According to the FAO report, industrial monoculture agriculture has pushed more than 75 per cent agro-biodiversity to extinction. Seventy-five per cent bees have been killed because of toxic pesticides. Scientist Einstein had once cautioned, “when the last bee disappears, humans will disappear”. Seventy-five per cent of the water on the planet is polluted owing to intensive irrigation of chemical-intensive industrial agriculture. The nitrates in water from industrial farms are creating “dead zones” in the oceans. Chemical industrial farming has led to 75 per cent land and soil degradation.
Forty per cent of all greenhouse gas emissions, which are responsible for climate change, come from the use of fossil fuels and chemical-intensive industrial globalised system of agriculture. While this ecological destruction of the natural capital is justified in terms of “feeding the people”, the problem of hunger has grown. One billion people are permanently hungry. Another two billion suffer from food-related ailments like malnutrition. And this hunger and malnutrition is designed into a food system driven by profits rather than health and sustainability.
When the focus is on the production of commodities for trade instead of food for nourishment, it leads to hunger and malnutrition. Only 10 per cent of corn and soya grown is used as food. The rest is used as animal feed and biofuel. Commodities do not feed people, food does. A high cost external input system is artificially kept afloat with $400 billion as subsidies. That is more than a $1 billion a day. The “cheap” commodities have a very high cost financially, ecologically and socially. Industrial, chemical agriculture displaces productive rural families. It is like creating a debt. Debt and mortgages are the main reason for the disappearance of the family farm. In extreme cases, as in the cotton belt of India, debt created by purchase of high cost seed and chemical inputs, has pushed more than 127,000 farmers to suicide in a little over a decade. Getting out of this suicide economy has become crucial for the wellbeing of farmers and all life on earth.
A scientifically and ecologically robust paradigm of agriculture is emerging in the form of agro-ecology and organic farming that rejuvenates the natural capital (soil, biodiversity and water) on which sustainable food security depends.

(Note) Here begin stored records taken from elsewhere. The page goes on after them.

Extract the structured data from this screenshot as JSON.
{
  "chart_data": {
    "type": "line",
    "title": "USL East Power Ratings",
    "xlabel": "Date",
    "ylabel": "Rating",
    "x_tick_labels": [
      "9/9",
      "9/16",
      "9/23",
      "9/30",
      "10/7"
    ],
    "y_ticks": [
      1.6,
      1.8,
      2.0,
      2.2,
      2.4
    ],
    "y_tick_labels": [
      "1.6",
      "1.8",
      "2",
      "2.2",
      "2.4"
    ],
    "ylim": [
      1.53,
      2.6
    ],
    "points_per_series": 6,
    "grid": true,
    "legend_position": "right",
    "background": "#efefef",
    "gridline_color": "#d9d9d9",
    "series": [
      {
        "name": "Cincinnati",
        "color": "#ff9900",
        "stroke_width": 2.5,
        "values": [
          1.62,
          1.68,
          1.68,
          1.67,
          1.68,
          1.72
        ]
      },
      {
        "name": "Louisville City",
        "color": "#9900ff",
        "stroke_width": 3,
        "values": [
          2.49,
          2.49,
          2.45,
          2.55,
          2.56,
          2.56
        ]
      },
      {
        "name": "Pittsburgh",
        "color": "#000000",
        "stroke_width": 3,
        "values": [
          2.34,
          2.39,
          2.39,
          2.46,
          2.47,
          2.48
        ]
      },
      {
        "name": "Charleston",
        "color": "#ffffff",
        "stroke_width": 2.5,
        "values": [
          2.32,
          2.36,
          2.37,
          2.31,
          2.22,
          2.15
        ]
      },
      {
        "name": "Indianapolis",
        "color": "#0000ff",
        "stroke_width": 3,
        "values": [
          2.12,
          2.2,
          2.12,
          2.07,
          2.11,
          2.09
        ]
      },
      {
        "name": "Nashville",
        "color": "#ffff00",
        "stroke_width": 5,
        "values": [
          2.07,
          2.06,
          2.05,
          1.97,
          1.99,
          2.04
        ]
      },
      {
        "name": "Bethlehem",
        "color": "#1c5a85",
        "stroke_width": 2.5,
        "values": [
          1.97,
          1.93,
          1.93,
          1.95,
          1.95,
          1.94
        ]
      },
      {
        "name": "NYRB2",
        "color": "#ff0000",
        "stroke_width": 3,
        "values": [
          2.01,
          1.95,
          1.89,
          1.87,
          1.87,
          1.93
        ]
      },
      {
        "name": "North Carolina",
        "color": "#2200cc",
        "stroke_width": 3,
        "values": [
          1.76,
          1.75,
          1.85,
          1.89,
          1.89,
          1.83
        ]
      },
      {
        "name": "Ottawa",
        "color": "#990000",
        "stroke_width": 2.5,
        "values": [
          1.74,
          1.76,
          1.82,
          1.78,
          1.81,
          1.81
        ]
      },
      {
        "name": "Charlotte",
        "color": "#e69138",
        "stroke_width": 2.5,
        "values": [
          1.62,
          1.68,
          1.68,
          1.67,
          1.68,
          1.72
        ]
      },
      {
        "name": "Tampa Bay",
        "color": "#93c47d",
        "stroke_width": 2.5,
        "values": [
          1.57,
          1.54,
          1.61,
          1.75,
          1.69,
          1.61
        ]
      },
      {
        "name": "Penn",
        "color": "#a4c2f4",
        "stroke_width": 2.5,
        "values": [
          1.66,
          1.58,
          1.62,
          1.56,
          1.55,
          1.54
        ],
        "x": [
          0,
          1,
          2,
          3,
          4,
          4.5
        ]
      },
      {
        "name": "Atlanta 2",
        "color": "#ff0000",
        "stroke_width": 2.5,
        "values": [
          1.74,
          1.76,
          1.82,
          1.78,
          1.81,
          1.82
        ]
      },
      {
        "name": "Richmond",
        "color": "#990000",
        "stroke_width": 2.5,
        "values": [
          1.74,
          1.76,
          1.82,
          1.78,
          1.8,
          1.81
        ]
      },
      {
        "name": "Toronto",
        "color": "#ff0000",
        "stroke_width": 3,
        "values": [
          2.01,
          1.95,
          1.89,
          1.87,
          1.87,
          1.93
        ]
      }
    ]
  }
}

Chemical agriculture treats soil as inert and an empty container for chemical fertilisers. The new paradigm recognises the soil as living where billions of soil organisms create soil fertility. Chemical agriculture destroys biodiversity. Ecological agriculture conserves and rejuvenates biodiversity. Chemical agriculture depletes and pollutes water. Organic farming conserves water by increasing the water-holding capacity of soils through recycling organic matter.

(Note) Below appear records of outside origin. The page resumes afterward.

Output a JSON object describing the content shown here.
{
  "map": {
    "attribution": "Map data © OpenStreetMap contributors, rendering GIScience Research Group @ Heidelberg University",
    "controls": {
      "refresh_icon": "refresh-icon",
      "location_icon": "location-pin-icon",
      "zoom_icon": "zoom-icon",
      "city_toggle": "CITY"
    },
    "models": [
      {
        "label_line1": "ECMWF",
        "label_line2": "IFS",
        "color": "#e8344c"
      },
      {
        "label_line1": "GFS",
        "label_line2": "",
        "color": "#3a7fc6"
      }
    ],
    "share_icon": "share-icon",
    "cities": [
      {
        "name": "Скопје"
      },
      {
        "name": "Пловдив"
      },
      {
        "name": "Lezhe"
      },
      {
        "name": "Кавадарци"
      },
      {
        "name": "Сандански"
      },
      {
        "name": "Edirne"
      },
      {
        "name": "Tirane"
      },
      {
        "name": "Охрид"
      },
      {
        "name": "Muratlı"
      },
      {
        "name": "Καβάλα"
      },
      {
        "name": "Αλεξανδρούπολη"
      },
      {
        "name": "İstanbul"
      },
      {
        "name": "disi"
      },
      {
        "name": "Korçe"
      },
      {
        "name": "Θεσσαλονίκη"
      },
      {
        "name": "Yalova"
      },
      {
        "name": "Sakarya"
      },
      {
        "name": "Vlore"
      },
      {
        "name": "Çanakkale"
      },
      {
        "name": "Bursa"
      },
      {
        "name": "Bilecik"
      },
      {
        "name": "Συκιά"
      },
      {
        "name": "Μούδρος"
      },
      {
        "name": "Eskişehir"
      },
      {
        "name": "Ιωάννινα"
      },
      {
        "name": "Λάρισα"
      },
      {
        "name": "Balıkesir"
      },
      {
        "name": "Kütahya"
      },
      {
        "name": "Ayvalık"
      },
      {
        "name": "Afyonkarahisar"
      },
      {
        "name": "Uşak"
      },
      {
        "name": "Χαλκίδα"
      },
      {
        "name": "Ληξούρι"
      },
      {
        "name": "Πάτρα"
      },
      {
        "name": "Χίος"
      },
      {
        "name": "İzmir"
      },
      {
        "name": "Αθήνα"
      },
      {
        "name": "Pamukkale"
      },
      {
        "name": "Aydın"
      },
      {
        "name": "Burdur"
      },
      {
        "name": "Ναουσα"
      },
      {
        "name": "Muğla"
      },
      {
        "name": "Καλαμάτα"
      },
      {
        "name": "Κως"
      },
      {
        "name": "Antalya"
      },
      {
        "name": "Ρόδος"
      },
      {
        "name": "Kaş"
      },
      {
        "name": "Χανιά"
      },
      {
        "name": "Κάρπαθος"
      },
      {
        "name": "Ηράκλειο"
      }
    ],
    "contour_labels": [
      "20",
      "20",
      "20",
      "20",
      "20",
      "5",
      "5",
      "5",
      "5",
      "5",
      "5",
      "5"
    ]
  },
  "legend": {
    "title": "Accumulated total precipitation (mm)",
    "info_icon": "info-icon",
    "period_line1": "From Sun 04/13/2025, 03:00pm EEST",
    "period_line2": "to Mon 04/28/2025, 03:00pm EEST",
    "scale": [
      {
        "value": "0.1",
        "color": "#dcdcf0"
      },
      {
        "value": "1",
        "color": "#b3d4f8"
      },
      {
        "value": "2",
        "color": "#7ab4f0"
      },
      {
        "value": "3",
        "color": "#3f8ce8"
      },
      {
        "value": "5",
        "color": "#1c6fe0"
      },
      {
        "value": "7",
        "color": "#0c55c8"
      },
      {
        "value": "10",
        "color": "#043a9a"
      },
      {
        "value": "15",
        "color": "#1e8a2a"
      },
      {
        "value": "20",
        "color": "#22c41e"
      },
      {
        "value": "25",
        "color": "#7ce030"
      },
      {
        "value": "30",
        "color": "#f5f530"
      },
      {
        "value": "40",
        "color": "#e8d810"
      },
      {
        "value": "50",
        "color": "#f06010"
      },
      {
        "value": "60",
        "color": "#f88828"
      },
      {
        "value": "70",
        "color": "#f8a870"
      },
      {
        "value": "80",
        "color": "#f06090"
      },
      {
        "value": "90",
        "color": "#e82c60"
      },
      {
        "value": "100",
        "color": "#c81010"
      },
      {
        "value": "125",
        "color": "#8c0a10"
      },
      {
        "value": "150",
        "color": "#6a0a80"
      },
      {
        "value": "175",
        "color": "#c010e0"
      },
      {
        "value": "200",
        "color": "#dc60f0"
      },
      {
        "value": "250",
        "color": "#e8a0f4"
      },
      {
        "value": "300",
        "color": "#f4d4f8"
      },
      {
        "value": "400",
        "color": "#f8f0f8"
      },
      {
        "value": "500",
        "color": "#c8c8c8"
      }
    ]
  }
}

Biodiversity and soils rich in organic matter are the best strategy for climate resilience and climate adaptation. While lowering the ecological footprint, organic agriculture increases output when measured through diversity and multifunctional benefits instead of the reductionist category of “yield”.

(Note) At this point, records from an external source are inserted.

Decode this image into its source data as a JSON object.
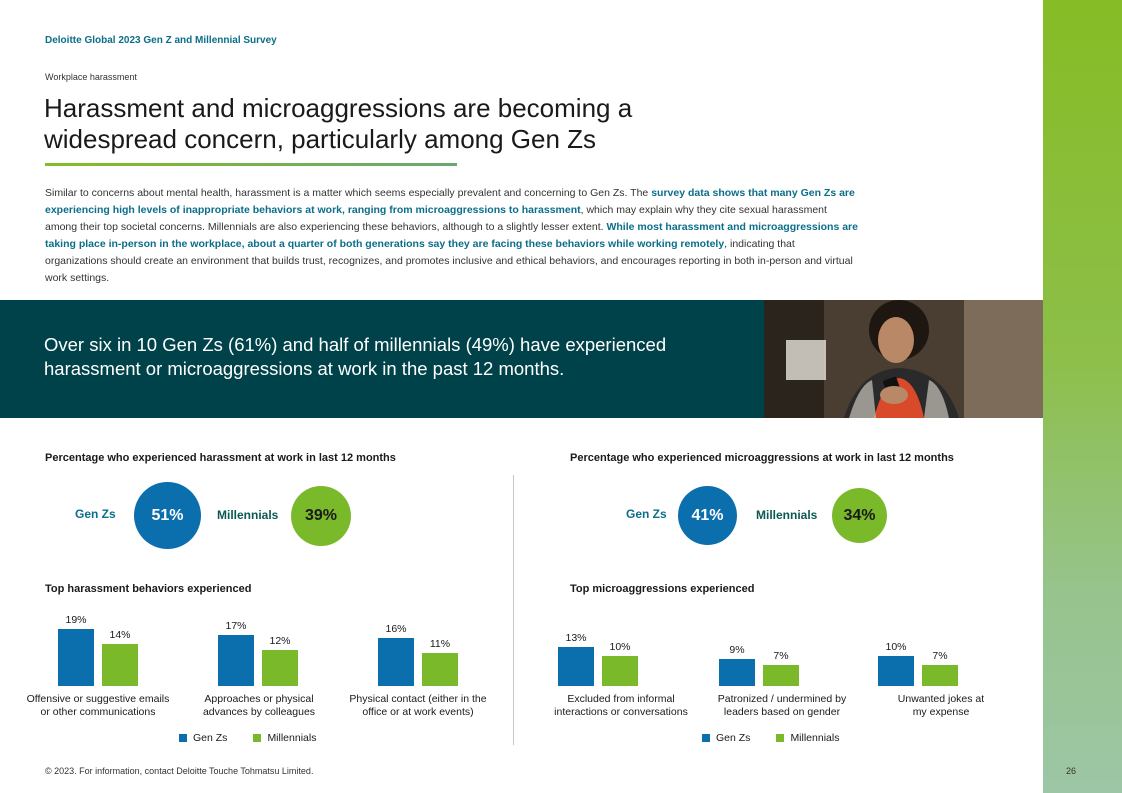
{
  "header": {
    "survey_title": "Deloitte Global 2023 Gen Z and Millennial Survey",
    "section_label": "Workplace harassment",
    "title": "Harassment and microaggressions are becoming a widespread concern, particularly among Gen Zs"
  },
  "intro": {
    "p1": "Similar to concerns about mental health, harassment is a matter which seems especially prevalent and concerning to Gen Zs. The ",
    "h1": "survey data shows that many Gen Zs are experiencing high levels of inappropriate behaviors at work, ranging from microaggressions to harassment",
    "p2": ", which may explain why they cite sexual harassment among their top societal concerns. Millennials are also experiencing these behaviors, although to a slightly lesser extent. ",
    "h2": "While most harassment and microaggressions are taking place in-person in the workplace, about a quarter of both generations say they are facing these behaviors while working remotely",
    "p3": ", indicating that organizations should create an environment that builds trust, recognizes, and promotes inclusive and ethical behaviors, and encourages reporting in both in-person and virtual work settings."
  },
  "banner": {
    "text": "Over six in 10 Gen Zs (61%) and half of millennials (49%) have experienced harassment or microaggressions at work in the past 12 months."
  },
  "colors": {
    "gen_z": "#0b6fae",
    "millennials": "#7ab92a",
    "teal_dark": "#00424a"
  },
  "harassment": {
    "heading": "Percentage who experienced  harassment at work in last 12 months",
    "gen_z_label": "Gen Zs",
    "gen_z_value": "51%",
    "millennials_label": "Millennials",
    "millennials_value": "39%",
    "sub_heading": "Top harassment behaviors experienced"
  },
  "microaggressions": {
    "heading": "Percentage who experienced microaggressions at work in last 12 months",
    "gen_z_label": "Gen Zs",
    "gen_z_value": "41%",
    "millennials_label": "Millennials",
    "millennials_value": "34%",
    "sub_heading": "Top microaggressions experienced"
  },
  "legend": {
    "gen_z": "Gen Zs",
    "millennials": "Millennials"
  },
  "chart_data": [
    {
      "type": "bar",
      "categories": [
        "Offensive or suggestive emails or other communications",
        "Approaches or physical advances by colleagues",
        "Physical contact (either in the office or at work events)"
      ],
      "category_lines": [
        [
          "Offensive or suggestive emails",
          "or other communications"
        ],
        [
          "Approaches or physical",
          "advances by colleagues"
        ],
        [
          "Physical contact (either in the",
          "office or at work events)"
        ]
      ],
      "series": [
        {
          "name": "Gen Zs",
          "values": [
            19,
            17,
            16
          ],
          "labels": [
            "19%",
            "17%",
            "16%"
          ]
        },
        {
          "name": "Millennials",
          "values": [
            14,
            12,
            11
          ],
          "labels": [
            "14%",
            "12%",
            "11%"
          ]
        }
      ],
      "legend": "bottom"
    },
    {
      "type": "bar",
      "categories": [
        "Excluded from informal interactions or conversations",
        "Patronized / undermined by leaders based on gender",
        "Unwanted jokes at my expense"
      ],
      "category_lines": [
        [
          "Excluded from informal",
          "interactions or conversations"
        ],
        [
          "Patronized / undermined by",
          "leaders based on gender"
        ],
        [
          "Unwanted jokes at",
          "my expense"
        ]
      ],
      "series": [
        {
          "name": "Gen Zs",
          "values": [
            13,
            9,
            10
          ],
          "labels": [
            "13%",
            "9%",
            "10%"
          ]
        },
        {
          "name": "Millennials",
          "values": [
            10,
            7,
            7
          ],
          "labels": [
            "10%",
            "7%",
            "7%"
          ]
        }
      ],
      "legend": "bottom"
    }
  ],
  "footer": {
    "copyright": "© 2023. For information, contact Deloitte Touche Tohmatsu Limited.",
    "page_number": "26"
  }
}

Another research by Navdanya released in 2011, “Health per Acre”, on biodiverse organic systems has shown that ecological systems produce higher biodiverse outputs and higher incomes for rural families. Our report shows that when measured in terms of nutrition per acre, ecological systems produce more food. We can double food production ecologically. Ecological systems of agriculture are based on care, compassion and cooperation. They enhance ecological resilience, diversity, sustainable livelihoods and health.
The new paradigm of agriculture creates living economies and living cultures that increase the well-being of all.